C’est certain. Le Président de la République a raison d’interroger le rythme scolaire actuel. En outre, si nous décidons de réduire les vacances de nos enfants, ce qui aurait pour corollaire de lisser les enseignements tout au long de l’année, nous pourrions être bien plus ambitieux en matière de pratique sportive à l’école. Cela serait l’occasion de s’inspirer de ce qui se fait en Allemagne et en Scandinavie, c’est-à-dire des enseignements théoriques le matin et une activité sportive l’après-midi.


Pour conclure, je vous sais sportif…


C’est vrai et c’est aussi pourquoi je suis force de proposition sur ce sujet car je sais ce que le sport m’a apporté et continue de m’apporter. Pour moi, le sport a d’abord été un espace de valorisation – y compris aux yeux de mes professeurs. Il a ensuite été un lieu d’enseignement ; une invitation à bouger, à se dépasser, à mieux manger, etc. Puis, le sport, c’est la camaraderie, c’est la plus efficace fabrique du lien social.
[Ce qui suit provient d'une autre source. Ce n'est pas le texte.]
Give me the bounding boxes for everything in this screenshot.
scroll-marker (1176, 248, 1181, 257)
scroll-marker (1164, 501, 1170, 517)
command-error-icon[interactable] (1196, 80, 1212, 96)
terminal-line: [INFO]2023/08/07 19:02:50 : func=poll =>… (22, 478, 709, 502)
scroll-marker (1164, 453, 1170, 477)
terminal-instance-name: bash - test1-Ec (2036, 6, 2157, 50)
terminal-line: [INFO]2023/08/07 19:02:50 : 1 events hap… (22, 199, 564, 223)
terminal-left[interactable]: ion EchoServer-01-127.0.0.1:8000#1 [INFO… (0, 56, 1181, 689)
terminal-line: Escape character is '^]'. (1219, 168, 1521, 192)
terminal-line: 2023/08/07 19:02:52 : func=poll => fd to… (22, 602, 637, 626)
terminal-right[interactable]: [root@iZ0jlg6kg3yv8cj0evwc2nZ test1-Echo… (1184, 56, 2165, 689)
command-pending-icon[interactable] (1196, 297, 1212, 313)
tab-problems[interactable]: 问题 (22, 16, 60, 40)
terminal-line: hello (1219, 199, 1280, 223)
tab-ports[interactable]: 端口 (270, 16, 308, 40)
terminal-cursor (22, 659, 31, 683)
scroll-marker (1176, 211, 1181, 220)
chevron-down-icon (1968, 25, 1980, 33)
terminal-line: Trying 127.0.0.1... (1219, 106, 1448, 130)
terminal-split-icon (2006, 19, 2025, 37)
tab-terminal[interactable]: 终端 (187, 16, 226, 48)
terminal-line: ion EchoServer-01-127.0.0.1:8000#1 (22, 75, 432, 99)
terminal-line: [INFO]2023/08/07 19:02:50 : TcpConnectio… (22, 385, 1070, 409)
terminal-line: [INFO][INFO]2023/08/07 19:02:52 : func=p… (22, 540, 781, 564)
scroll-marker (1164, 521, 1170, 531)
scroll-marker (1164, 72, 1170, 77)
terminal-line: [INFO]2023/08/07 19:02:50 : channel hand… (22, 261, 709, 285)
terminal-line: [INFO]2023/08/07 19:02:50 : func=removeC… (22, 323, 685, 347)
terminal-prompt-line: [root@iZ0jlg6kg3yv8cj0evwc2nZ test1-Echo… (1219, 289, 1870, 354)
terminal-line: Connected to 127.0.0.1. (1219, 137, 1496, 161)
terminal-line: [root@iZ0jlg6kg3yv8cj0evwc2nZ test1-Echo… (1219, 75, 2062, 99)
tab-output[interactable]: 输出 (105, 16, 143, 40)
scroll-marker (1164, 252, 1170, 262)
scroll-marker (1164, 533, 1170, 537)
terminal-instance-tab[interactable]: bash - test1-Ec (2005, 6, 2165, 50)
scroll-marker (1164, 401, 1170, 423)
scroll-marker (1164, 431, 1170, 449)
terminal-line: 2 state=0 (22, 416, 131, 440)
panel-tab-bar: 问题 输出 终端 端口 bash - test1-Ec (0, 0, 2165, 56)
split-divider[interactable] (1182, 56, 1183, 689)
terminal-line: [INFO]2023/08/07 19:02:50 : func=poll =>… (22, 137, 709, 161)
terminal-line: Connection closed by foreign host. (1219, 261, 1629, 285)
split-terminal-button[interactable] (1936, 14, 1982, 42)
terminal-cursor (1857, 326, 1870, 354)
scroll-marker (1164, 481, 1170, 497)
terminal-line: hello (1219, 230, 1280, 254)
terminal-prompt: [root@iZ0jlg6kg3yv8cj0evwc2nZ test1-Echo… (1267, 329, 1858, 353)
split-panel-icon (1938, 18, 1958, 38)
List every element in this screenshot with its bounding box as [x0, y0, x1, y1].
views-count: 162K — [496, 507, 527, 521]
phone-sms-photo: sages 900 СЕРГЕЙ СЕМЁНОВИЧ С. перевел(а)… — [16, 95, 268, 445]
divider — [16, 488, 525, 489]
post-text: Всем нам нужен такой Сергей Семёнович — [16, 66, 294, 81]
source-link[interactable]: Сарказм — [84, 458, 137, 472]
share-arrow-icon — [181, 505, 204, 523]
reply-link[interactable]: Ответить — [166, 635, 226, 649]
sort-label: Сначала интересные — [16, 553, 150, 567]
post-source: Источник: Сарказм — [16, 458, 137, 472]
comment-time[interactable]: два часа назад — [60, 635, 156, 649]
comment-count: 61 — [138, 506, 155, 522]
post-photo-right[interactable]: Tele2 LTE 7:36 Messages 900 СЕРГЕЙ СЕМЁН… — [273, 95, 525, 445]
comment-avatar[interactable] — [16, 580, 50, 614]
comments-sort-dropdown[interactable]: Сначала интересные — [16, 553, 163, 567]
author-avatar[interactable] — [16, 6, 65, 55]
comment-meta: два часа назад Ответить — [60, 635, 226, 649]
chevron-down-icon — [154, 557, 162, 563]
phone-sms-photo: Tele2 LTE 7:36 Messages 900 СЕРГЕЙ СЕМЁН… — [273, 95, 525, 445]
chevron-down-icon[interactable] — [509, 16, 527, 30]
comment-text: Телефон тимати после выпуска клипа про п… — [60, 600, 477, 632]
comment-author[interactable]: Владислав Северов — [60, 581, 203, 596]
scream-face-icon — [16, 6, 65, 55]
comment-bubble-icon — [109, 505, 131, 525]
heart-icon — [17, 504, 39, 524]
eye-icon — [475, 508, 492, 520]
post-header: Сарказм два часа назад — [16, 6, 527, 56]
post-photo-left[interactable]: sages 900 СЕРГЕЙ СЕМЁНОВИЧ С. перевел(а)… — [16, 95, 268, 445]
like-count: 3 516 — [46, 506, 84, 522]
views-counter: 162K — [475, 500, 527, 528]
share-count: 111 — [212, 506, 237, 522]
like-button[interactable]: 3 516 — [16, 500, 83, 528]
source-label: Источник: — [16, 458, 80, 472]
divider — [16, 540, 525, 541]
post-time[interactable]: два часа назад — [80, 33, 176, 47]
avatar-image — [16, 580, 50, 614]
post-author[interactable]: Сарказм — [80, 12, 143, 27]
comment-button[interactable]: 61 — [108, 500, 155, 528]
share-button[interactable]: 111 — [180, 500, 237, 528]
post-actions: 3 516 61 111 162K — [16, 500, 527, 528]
Du reste, c’est aussi ce qui m’attriste dans le constat que nous dressons. Je veux dire que lorsque même les clubs de football, comme c’est le cas dans ma circonscription, rencontrent des difficultés à constituer un effectif, cela ne signifie pas seulement que les jeunes privilégient désormais les écrans aux activités sportives, ni que leur état de santé se dégrade ; cela signifie également que la vie sociale de nos territoires s’appauvrie. Je refuse de rester les bras croisés.